Later, we met a Syrian man who had also fled to Lebanon. The secret police have already questioned his brother back in Syria as to his whereabouts.
"What’s going to happen?" I ask.
He pauses for a long time — minutes — silently deciding whether he can trust me with the truth, his truth. He begins slowly.
"The problem is the regime cannot budge a little bit," he says. "They are convinced if they give even a little, they are finished. What they don’t understand is they are finished."
"Did you ever think, back in the spring, that it would get this bad?" I ask.

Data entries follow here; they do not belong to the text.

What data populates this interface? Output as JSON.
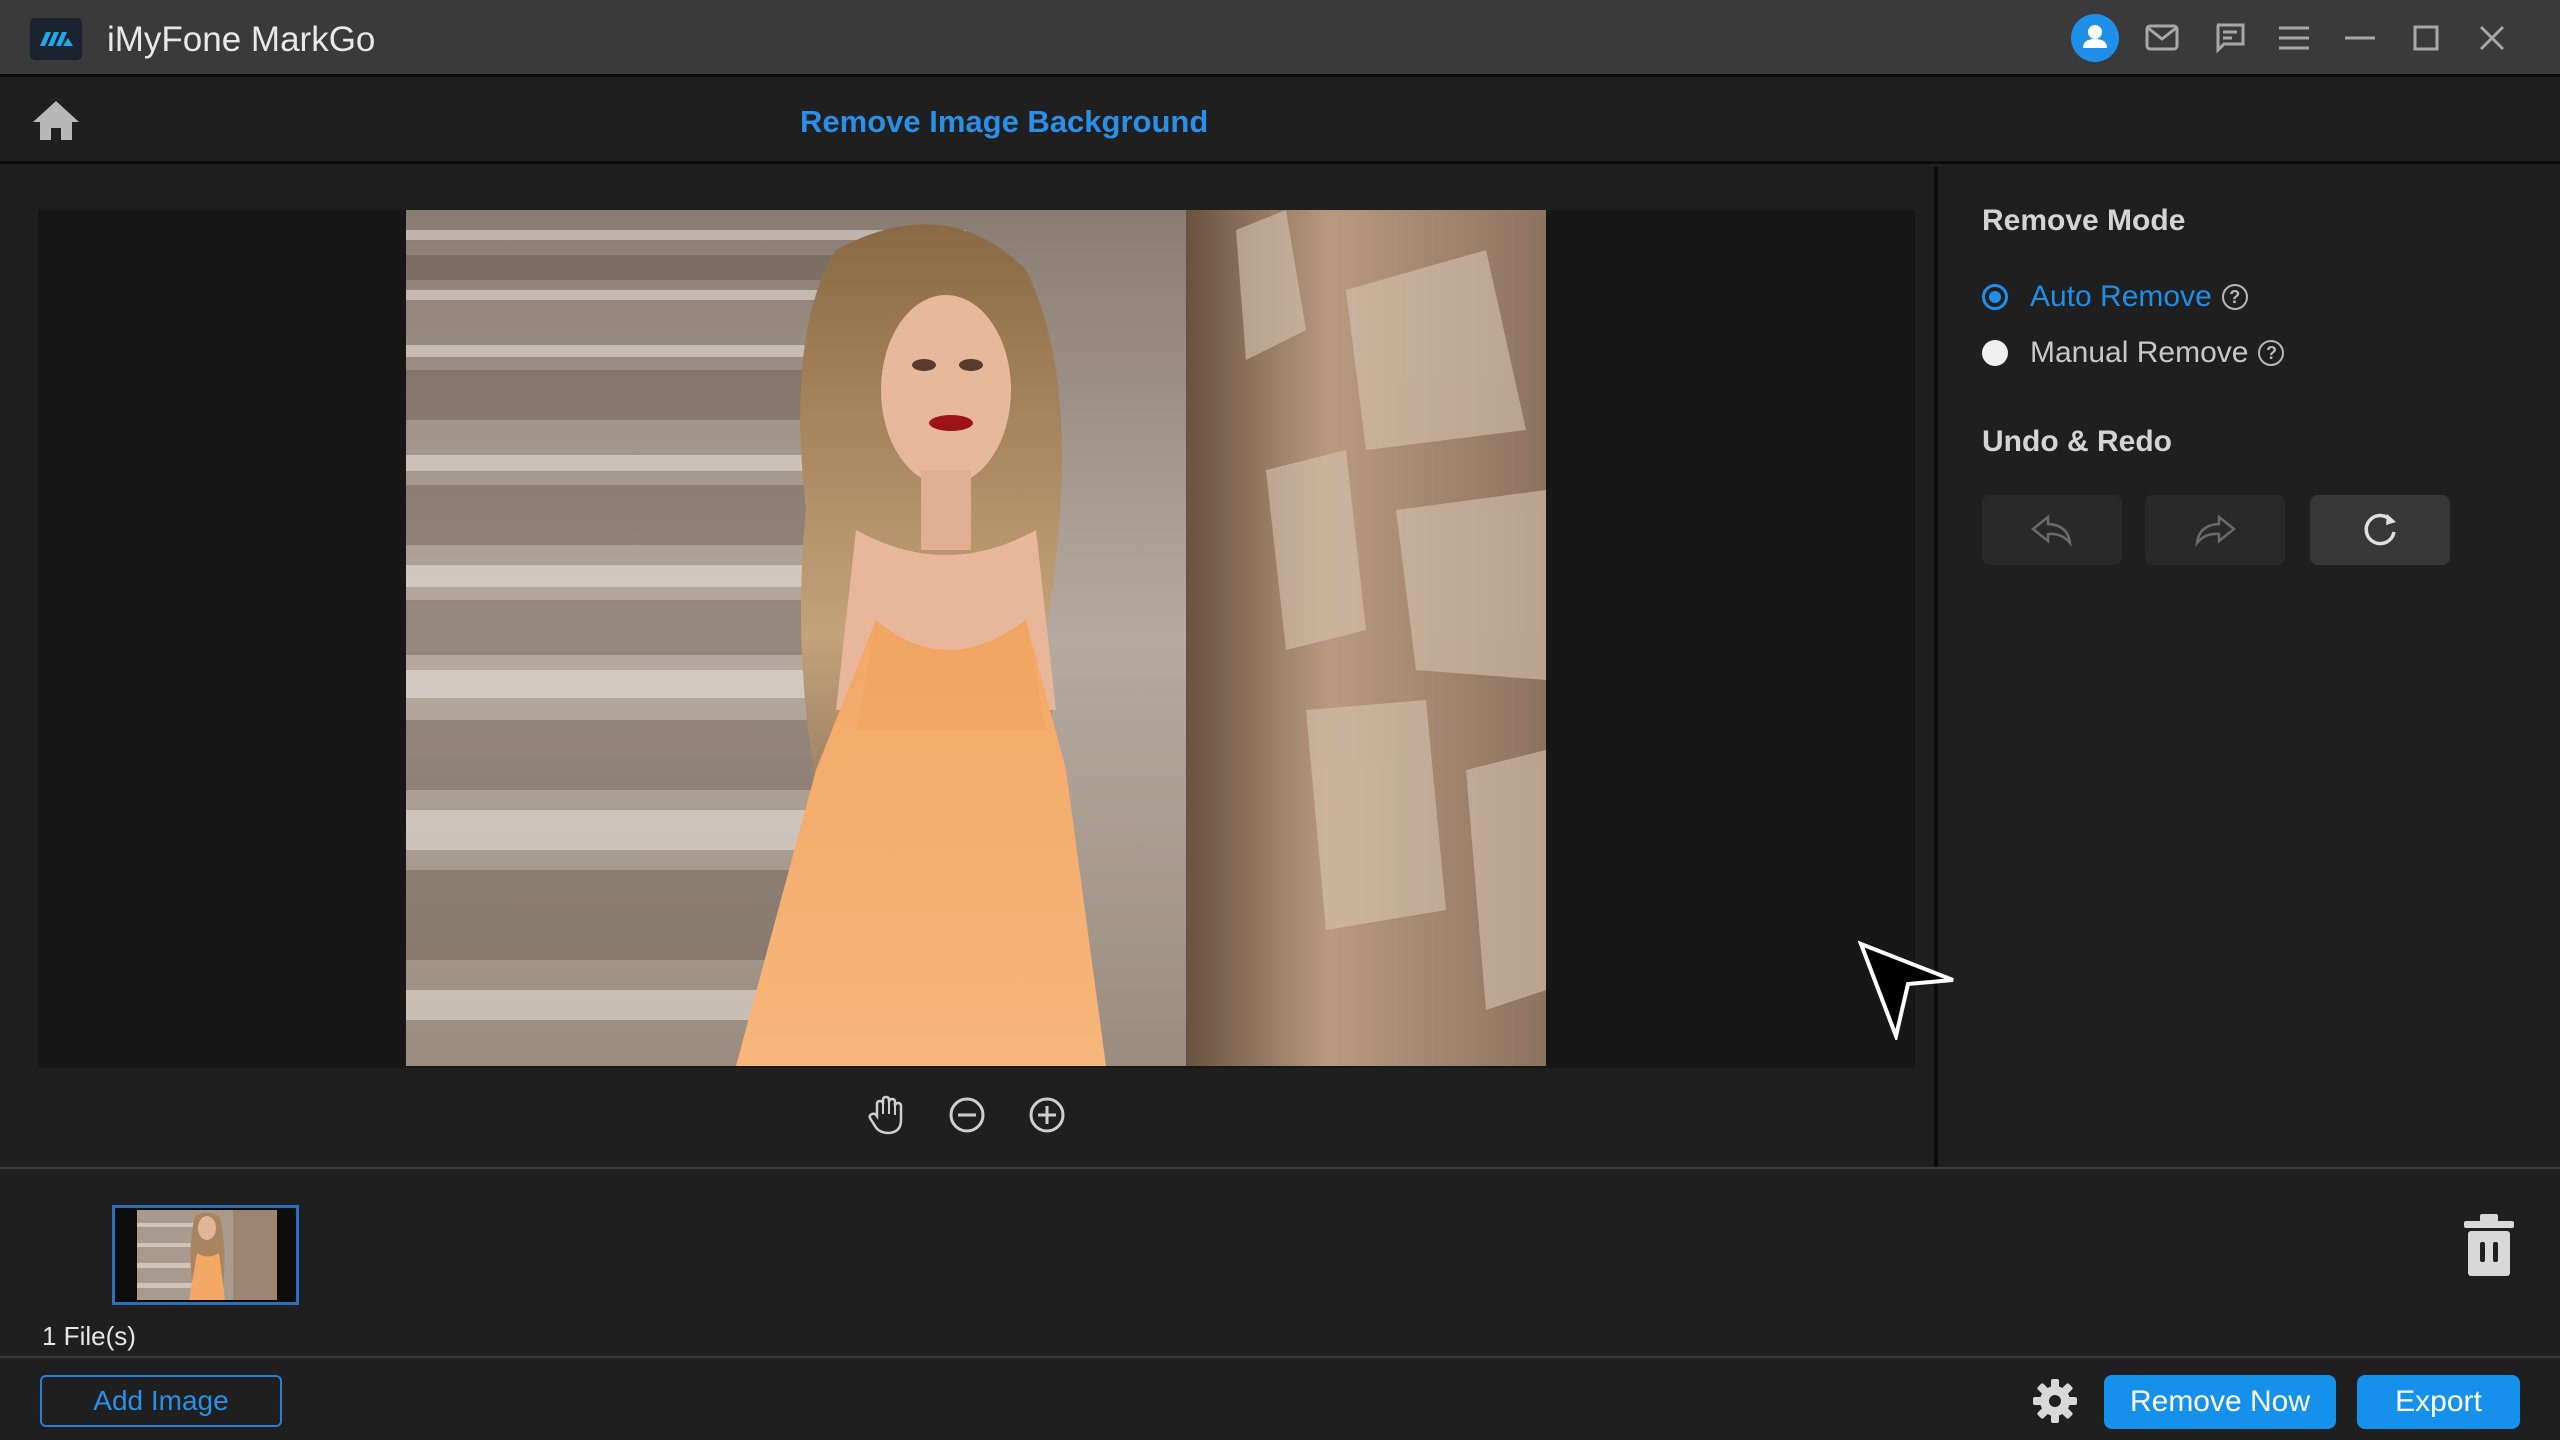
{
  "window": {
    "app_title": "iMyFone MarkGo",
    "titlebar_icons": [
      "account-icon",
      "mail-icon",
      "feedback-icon",
      "menu-icon",
      "minimize-icon",
      "maximize-icon",
      "close-icon"
    ]
  },
  "header": {
    "home_icon": "home-icon",
    "page_title": "Remove Image Background"
  },
  "workspace": {
    "image_description": "Woman in orange dress leaning against a stone wall beside outdoor stairs",
    "tools": [
      "hand-pan-icon",
      "zoom-out-icon",
      "zoom-in-icon"
    ]
  },
  "right_panel": {
    "remove_mode": {
      "title": "Remove Mode",
      "options": [
        {
          "label": "Auto Remove",
          "selected": true,
          "help": "?"
        },
        {
          "label": "Manual Remove",
          "selected": false,
          "help": "?"
        }
      ]
    },
    "undo_redo": {
      "title": "Undo & Redo",
      "buttons": [
        {
          "name": "undo",
          "icon": "undo-icon",
          "enabled": false
        },
        {
          "name": "redo",
          "icon": "redo-icon",
          "enabled": false
        },
        {
          "name": "reset",
          "icon": "reset-icon",
          "enabled": true
        }
      ]
    }
  },
  "file_strip": {
    "file_count": "1 File(s)",
    "delete_icon": "trash-icon"
  },
  "bottom_bar": {
    "add_image_label": "Add Image",
    "settings_icon": "gear-icon",
    "remove_now_label": "Remove Now",
    "export_label": "Export"
  },
  "colors": {
    "accent": "#1591ec",
    "title_accent": "#2a8fe6",
    "titlebar_bg": "#3a3a3a",
    "app_bg": "#1f1f1f",
    "canvas_bg": "#171717"
  }
}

"No," he says, shaking his head soberly. "We thought it would take weeks, maybe a couple of months, and then it would be over."
"How will it end?"
"It’s complicated. Day by day, it is more obvious the international community will not intervene. There are strong messages from the Arabs, from the U.S., from India, that there will be no outside military intervention. But many in the Syrian National Council, a collective of opposition figures, still believe the West will intervene. With the support of Russia and Iran, President Bashar al-Assad believes he cannot fail. A while back, the revolutionaries said they had no more fear, to which Assad responded, ‘I have no more fear, either.’"
In his speech on Tuesday, the Syrian president confirmed he will not step down, that the will of the people is with him and that the opposition will be crushed with an "iron fist." Anyone on the fence, he suggests, is a traitor.
Currently, the external political strategy is to isolate Syria. But for many Syrians, isolation will lead to more deaths, and nothing in Assad’s speech indicates the crackdown strategy is changing.
The Syrian government firmly believes that the growing armed insurrection is the work of outside interests meddling to destabilize the country. He calls them terrorists.
What seems clear is that more weapons now in Syria are in the hands of those who oppose the government, but still, they are comparatively small in number to the Syrian army and police apparatus, which appears to be loyal to the president. It is a dangerous stalemate.